At Will Employment - In General
An "at will" employee in the U.S. can be fired at any time for any reason without any prior notice or warning. Outside a union shop or a civil service employment situation, even an illegal reason for firing does not give you the right to be reinstated in your job - instead it gives you a right to sue for money damages.
Unemployment Benefits and Employment References
If you are fired for good cause (or you quit in a situation that is not a constructive termination), you are not entitled to unemployment benefits.
If you are fired without cause particular to your conduct (e.g. you are laid off in the employer's reduction in the size of the employer's labor force), or your are fired for a reason that is not good cause (e.g. you are fire because the boss is annoyed because you are such a goody two shoes that you always show up to work on time), you may be entitled to unemployment benefits based upon your term of service and earnings (short time employees are often not entitled to unemployment benefits no matter what).
If you apply for unemployment benefits because you assert that you were fired without good cause, and the employer believes you were fired for good cause, the employer can dispute that finding in a summary administrative hearing.

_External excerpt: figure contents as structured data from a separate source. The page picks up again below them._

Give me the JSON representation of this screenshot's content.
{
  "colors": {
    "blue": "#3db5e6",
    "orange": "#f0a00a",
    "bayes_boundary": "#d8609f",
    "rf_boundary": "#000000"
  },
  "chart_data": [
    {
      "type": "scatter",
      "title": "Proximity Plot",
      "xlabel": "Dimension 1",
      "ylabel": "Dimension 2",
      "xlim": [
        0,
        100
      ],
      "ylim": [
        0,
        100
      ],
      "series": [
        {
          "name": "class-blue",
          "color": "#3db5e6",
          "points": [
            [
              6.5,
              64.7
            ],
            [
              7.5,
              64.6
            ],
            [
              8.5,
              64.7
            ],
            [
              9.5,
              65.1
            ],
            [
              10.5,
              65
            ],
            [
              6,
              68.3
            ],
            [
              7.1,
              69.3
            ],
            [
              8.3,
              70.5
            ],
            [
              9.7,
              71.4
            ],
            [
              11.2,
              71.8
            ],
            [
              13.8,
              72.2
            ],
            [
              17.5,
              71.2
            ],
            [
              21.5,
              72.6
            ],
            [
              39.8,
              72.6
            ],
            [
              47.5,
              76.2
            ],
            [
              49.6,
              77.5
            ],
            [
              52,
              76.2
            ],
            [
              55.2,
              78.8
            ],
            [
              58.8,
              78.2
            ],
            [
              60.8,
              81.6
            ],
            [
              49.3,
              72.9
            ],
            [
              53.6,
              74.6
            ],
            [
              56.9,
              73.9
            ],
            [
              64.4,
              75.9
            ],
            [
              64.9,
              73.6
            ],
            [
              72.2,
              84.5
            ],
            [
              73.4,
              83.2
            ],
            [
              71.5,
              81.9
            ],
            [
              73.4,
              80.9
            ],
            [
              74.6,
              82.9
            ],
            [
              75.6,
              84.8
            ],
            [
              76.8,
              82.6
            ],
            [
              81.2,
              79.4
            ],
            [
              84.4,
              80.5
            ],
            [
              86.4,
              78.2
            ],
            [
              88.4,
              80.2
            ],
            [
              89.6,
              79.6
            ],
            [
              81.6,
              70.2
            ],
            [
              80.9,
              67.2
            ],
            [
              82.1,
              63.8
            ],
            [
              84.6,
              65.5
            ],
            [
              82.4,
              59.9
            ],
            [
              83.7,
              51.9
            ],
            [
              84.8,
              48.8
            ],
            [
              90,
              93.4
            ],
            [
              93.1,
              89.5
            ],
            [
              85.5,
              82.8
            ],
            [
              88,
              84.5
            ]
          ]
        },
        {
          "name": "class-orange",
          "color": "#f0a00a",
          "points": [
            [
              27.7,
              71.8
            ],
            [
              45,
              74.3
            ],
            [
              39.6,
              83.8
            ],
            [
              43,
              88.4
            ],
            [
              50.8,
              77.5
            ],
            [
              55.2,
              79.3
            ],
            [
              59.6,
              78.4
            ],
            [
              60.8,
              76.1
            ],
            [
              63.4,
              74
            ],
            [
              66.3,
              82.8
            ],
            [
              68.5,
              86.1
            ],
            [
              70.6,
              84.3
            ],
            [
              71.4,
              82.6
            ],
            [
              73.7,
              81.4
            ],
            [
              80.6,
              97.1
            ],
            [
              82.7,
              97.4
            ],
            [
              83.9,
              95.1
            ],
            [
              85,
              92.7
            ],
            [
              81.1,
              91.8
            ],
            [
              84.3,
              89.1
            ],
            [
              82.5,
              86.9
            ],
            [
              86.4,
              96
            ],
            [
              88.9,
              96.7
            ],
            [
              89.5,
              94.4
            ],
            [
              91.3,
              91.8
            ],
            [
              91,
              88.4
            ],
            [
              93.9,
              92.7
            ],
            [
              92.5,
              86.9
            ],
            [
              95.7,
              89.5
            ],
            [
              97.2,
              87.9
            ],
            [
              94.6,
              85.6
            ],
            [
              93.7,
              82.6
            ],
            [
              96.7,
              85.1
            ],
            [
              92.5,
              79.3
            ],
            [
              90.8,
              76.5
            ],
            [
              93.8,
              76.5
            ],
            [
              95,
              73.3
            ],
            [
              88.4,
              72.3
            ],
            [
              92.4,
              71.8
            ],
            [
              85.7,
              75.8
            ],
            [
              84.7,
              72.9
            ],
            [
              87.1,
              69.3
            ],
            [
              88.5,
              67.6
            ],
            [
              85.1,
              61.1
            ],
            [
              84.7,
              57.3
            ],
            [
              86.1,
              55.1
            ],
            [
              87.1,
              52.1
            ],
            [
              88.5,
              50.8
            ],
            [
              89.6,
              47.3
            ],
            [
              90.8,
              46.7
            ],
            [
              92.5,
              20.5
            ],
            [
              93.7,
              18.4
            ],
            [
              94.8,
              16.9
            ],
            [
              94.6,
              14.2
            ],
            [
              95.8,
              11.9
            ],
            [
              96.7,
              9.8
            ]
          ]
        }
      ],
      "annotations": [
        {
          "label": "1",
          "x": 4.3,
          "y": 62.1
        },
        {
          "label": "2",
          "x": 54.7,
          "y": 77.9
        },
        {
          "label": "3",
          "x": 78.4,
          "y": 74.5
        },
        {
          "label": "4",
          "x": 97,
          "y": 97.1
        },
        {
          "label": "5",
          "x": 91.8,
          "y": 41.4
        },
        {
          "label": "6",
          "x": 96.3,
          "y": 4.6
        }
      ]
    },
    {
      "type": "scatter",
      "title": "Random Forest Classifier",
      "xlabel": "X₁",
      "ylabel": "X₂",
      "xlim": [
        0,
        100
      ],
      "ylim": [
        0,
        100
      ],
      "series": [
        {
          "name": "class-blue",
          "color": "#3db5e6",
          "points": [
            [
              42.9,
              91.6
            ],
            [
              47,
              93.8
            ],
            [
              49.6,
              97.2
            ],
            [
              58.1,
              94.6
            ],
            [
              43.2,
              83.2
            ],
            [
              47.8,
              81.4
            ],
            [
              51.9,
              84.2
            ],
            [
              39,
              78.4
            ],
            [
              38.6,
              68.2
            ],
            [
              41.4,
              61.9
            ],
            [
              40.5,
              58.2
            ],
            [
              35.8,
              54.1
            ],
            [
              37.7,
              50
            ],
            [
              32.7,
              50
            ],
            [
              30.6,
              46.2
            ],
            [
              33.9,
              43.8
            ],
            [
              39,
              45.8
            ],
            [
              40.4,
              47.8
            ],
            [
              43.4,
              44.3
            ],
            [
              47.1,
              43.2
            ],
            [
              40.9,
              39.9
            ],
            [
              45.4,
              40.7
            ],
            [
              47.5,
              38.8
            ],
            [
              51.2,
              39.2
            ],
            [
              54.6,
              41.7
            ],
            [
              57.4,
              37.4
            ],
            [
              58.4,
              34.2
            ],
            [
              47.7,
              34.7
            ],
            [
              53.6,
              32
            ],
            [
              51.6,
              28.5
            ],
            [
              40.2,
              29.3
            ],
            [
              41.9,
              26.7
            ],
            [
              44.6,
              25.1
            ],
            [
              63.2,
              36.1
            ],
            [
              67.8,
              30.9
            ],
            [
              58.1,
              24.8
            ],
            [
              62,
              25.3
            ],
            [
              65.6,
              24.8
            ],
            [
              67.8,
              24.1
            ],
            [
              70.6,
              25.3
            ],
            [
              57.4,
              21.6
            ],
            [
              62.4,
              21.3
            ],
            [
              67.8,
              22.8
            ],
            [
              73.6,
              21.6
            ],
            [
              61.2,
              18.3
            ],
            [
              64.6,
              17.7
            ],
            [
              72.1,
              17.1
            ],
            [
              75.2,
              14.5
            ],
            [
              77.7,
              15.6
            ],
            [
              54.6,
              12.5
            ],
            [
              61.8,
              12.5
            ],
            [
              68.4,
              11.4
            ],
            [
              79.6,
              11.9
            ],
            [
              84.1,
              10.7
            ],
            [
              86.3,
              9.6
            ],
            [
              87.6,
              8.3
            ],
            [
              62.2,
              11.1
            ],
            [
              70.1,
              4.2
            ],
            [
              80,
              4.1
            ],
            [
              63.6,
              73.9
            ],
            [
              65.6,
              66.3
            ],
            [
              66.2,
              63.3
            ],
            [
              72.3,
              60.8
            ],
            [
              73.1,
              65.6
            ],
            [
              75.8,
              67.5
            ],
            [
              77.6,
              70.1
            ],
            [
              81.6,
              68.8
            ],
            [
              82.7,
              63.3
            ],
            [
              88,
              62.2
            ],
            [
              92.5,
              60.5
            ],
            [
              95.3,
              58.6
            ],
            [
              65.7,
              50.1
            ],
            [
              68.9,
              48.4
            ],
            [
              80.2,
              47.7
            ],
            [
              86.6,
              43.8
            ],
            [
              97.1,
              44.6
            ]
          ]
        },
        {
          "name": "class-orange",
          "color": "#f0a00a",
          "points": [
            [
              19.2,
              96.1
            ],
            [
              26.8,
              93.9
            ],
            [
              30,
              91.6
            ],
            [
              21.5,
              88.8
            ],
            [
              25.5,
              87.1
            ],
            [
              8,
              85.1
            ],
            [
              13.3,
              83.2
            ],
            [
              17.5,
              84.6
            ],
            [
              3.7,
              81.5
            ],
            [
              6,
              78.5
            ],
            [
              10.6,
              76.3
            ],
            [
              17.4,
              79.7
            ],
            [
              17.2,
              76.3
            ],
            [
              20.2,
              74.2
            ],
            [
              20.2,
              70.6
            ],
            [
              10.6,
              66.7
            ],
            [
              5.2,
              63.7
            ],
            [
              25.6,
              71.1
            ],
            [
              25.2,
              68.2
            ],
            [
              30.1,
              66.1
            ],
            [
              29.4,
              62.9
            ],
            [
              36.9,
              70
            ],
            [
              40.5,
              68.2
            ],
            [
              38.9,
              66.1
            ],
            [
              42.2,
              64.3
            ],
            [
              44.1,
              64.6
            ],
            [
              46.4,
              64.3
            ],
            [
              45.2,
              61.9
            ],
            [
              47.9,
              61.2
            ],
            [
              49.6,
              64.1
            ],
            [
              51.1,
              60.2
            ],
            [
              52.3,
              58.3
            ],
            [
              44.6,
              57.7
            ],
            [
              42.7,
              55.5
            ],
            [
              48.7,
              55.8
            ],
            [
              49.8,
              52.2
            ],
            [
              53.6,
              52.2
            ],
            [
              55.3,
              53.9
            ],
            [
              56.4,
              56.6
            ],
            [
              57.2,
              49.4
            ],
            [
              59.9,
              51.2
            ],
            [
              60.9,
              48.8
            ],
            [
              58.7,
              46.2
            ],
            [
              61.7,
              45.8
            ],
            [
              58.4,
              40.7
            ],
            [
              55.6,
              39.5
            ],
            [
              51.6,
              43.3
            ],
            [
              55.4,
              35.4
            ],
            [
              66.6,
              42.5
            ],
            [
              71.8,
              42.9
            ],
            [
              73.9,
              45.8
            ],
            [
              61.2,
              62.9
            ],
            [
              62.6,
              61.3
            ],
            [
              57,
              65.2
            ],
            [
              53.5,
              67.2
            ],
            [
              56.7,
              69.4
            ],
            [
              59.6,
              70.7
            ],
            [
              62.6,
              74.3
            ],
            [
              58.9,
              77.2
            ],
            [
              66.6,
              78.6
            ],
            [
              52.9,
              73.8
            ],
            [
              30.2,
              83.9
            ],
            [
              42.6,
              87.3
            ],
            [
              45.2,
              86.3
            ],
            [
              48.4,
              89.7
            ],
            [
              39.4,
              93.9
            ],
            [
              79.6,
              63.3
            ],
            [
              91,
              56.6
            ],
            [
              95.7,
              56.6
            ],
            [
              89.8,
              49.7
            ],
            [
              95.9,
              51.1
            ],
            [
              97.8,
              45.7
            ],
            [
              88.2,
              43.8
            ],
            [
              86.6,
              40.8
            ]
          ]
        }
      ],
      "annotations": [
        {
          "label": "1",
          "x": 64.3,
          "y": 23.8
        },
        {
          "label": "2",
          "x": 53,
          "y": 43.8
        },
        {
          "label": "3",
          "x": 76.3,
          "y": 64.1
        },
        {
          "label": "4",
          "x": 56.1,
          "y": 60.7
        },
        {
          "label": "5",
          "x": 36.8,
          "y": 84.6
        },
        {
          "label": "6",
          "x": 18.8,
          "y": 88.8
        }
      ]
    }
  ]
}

Employers fight awards of unemployment benefits for employees who are fired rather than laid off, because it affects the employer's unemployment insurance rates (and because they care, for non-economic reasons, if the integrity of their stated reasons for firing someone are not believed, or if their reasons for firing someone are not considered to be legitimate grounds for termination by a government agency).
Even if you are entitled to unemployment benefits, these benefits are much smaller than your regular pay, and generally last less long than the period for which you were employed. A formula or calculator should appear on the Texas Workforce Commission Website.
I assume when you say that "They put a few fake tags on me" that this means that they stated reasons that would be valid "for cause" reasons for termination and you dispute those reasons apply to you, but please clarify if I am mistaken. If that is the case, it is likely that you would have to fight for any unemployment benefits you are otherwise entitled to in an administrative hearing as the company is likely to contest your claim that you were not fired for good cause.
This also means that if you seek new employment that they will give you a bad reference to someone who inquires about your employment (although many HR departments are afraid to do that for fear of defamation liability and will only confirm the dates of your employment and your position).
Wrongful Termination Lawsuits
Separate and apart from unemployment benefits, if you are fired, not just without cause, but for an illegal reasons (e.g. race, sex, and select statutory prohibited reasons), you may bring a wrongful termination lawsuit. Some of those reasons (firings related to discrimination by a private sector employer) require you to file an EEOC complaint and have it investigated by them first, other of those reasons (mostly whistle blowing statutes and breaches of written employment contracts that don't allow for termination of employment without cause) allow you to immediately bring suit for wrongful termination.
The legal status of firing someone because you complained about another employee's ethical violation depends upon the exact nature of the ethical violation. For example, a U.S. Supreme Court case decided this month (i.e. February/March 2018) held that whistle blower protections under U.S. securities laws apply to people who report securities fraud to the SEC, but not to people who report securities fraud to a supervisor in the company.
"My fellow employee was a lying asshole who acted unprofessionally (in non-technical sense of the word), and I complained about this conduct to my supervisor and the employer didn't care" standing alone, would not normally constitute conduct that is covered by a whistle blowing statute that could allow you to bring a lawsuit for wrongful termination of employment, although it might constitute a constructive termination for bad cause by an employer (if you quit) or termination for bad cause by an employer (if you were fired) for unemployment insurance purposes.
The legal theory behind the amount of damages that can be awarded in a wrongful termination lawsuit is a bit obscure. As a rule of thumb, six months wages is a pretty typical settlement amount in a wrongful termination case prior to a determination by a court of employer liability. At trial, there is wide variation in what juries award in wrongful termination lawsuits involving similar facts. Sometimes the award is minimal even when the jury finds that the employer wrongfully fired you, and sometimes the award is very substantial, amounting to many years of lost income in amount.
Contractual Payment Obligations
Generally speaking, unless a written contract provides otherwise, you have no obligation to return a hiring bonus and the employer has a contractual duty (and probably a statutory one as well) to pay you through the date of termination without deduction for a hiring bonus paid.
This includes any amounts, including bonuses, that the employer was obligated to pay you, although proving an entitlement to a bonus can be difficult unless that standard for receiving one is clearly defined and you clearly met those standards as a factual matter. Sometimes, you can even win a breach of contract award for a bonus that was not yet fully earned if the only reason that the bonus was not awarded was the employer's bad faith conduct.
You could sue to collect unpaid wages in a Justice Court (the limited jurisdiction court for small claims in Texas) if necessary, if the amount you are claiming is under $10,000. If you have a claim for unpaid wages in a larger amount or also have other damages, you would need to bring suit in the appropriate county court or district court, depending upon the amount claimed.